Вспомнив о Кире, я улыбнулся превратностям судьбы. Разыскивая свою Злючку, я познакомился с Алиной в очень сложный для неё момент. Мне ничего не стоило решить её проблему, а она помогала мне с моей пропажей, но это стало началом нашей дружбы. Благодаря этой дружбе, я знал, кого просить о помощи, когда надо было спасать Киру и её малышей. А Кира попросила о помощи для меня, и надо же! Мою потеряшку!

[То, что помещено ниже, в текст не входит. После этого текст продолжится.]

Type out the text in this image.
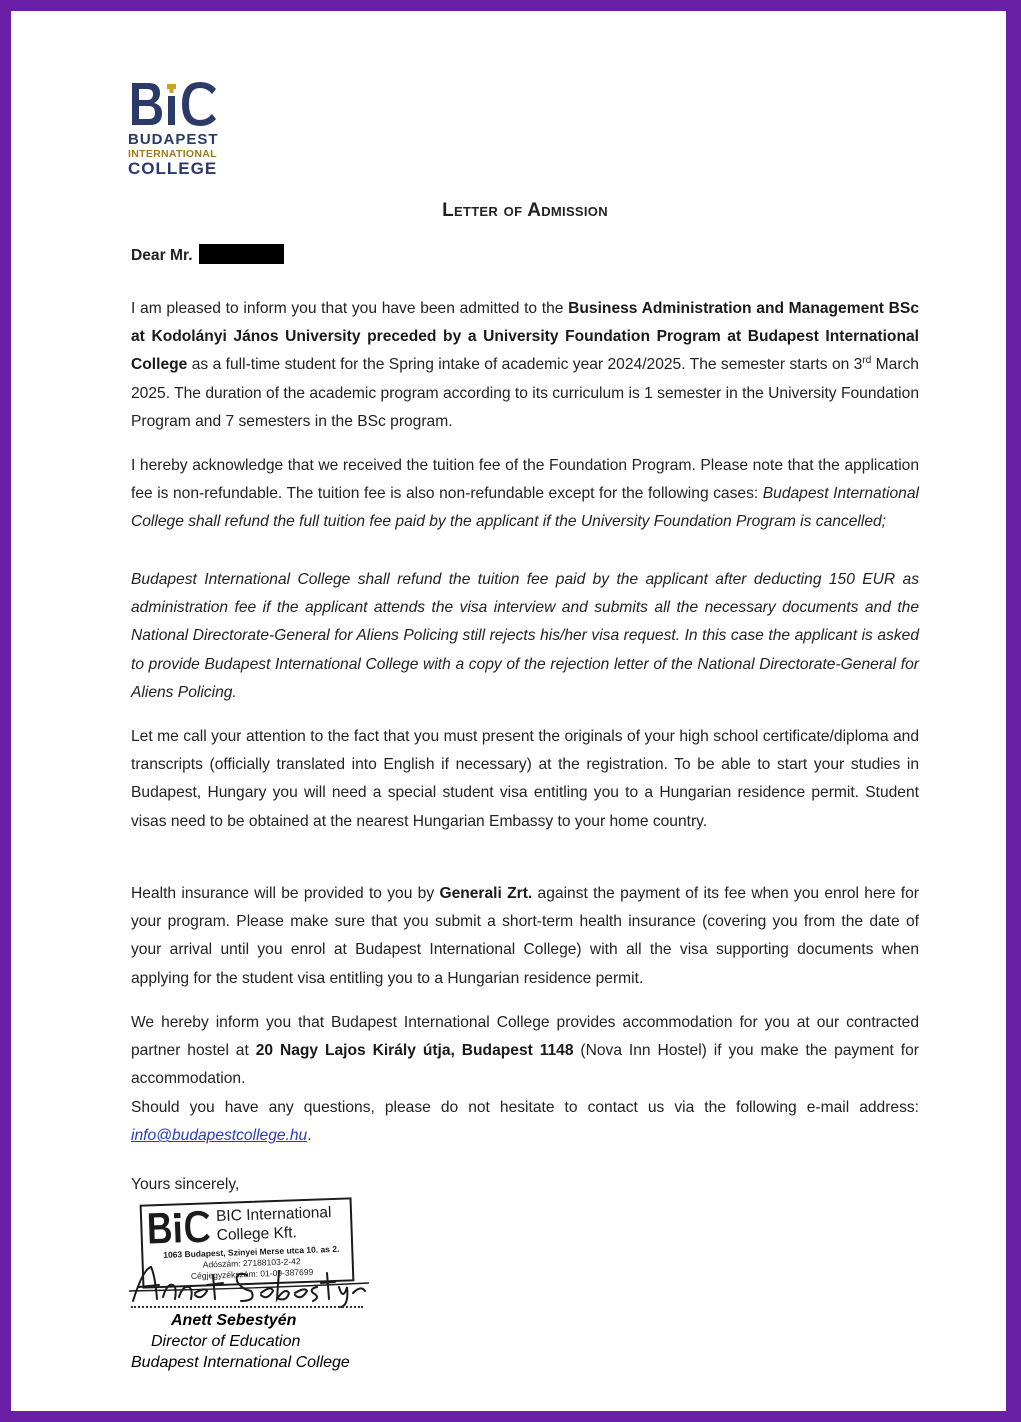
BUDAPEST
INTERNATIONAL
COLLEGE
Letter of Admission
Dear Mr.

I am pleased to inform you that you have been admitted to the Business Administration and Management BSc at Kodolányi János University preceded by a University Foundation Program at Budapest International College as a full-time student for the Spring intake of academic year 2024/2025. The semester starts on 3rd March 2025. The duration of the academic program according to its curriculum is 1 semester in the University Foundation Program and 7 semesters in the BSc program.

I hereby acknowledge that we received the tuition fee of the Foundation Program. Please note that the application fee is non-refundable. The tuition fee is also non-refundable except for the following cases: Budapest International College shall refund the full tuition fee paid by the applicant if the University Foundation Program is cancelled;

Budapest International College shall refund the tuition fee paid by the applicant after deducting 150 EUR as administration fee if the applicant attends the visa interview and submits all the necessary documents and the National Directorate-General for Aliens Policing still rejects his/her visa request. In this case the applicant is asked to provide Budapest International College with a copy of the rejection letter of the National Directorate-General for Aliens Policing.

Let me call your attention to the fact that you must present the originals of your high school certificate/diploma and transcripts (officially translated into English if necessary) at the registration. To be able to start your studies in Budapest, Hungary you will need a special student visa entitling you to a Hungarian residence permit. Student visas need to be obtained at the nearest Hungarian Embassy to your home country.

Health insurance will be provided to you by Generali Zrt. against the payment of its fee when you enrol here for your program. Please make sure that you submit a short-term health insurance (covering you from the date of your arrival until you enrol at Budapest International College) with all the visa supporting documents when applying for the student visa entitling you to a Hungarian residence permit.

We hereby inform you that Budapest International College provides accommodation for you at our contracted partner hostel at 20 Nagy Lajos Király útja, Budapest 1148 (Nova Inn Hostel) if you make the payment for accommodation.

Should you have any questions, please do not hesitate to contact us via the following e-mail address: info@budapestcollege.hu.

Yours sincerely,
BIC International College Kft.
1063 Budapest, Szinyei Merse utca 10. as 2.
Adószám: 27188103-2-42
Cégjegyzékszám: 01-09-387699
Anett Sebestyén
Director of Education
Budapest International College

Нет, не от вида ран она побледнела, и я выясню, что за херня произошла восемь лет назад и верны ли мои догадки. Я уверен, что мне не показалось, меня оперировала та, которая своим исчезновением превратила меня в зверя. И то, что она с таким отчаянием боролась за мою жизнь, когда все уже отступили, что даже у брата вызвала восхищение, подсказывало, что мне самому есть за что бороться.

Но выпороть её надо! Чтоб неделю садилась и тут же подскакивала! Мысль о порке была очень соблазнительна, особенно тем, что воображение тут же нарисовало мне, как я сам же потом буду её жалеть.

Меньше месяца длилось моё семейное счастье. Хоть мне и было тогда всего девятнадцать я понял, что никакая другая не сможет вытравить из души мою Злючку. Она словно приворожила, приковала к себе, весь мир собой заслонила. Случайно встретив, и зацепившись за отсутствие интереса к самому себе, я очень быстро сообразил, что сорвал у судьбы куш.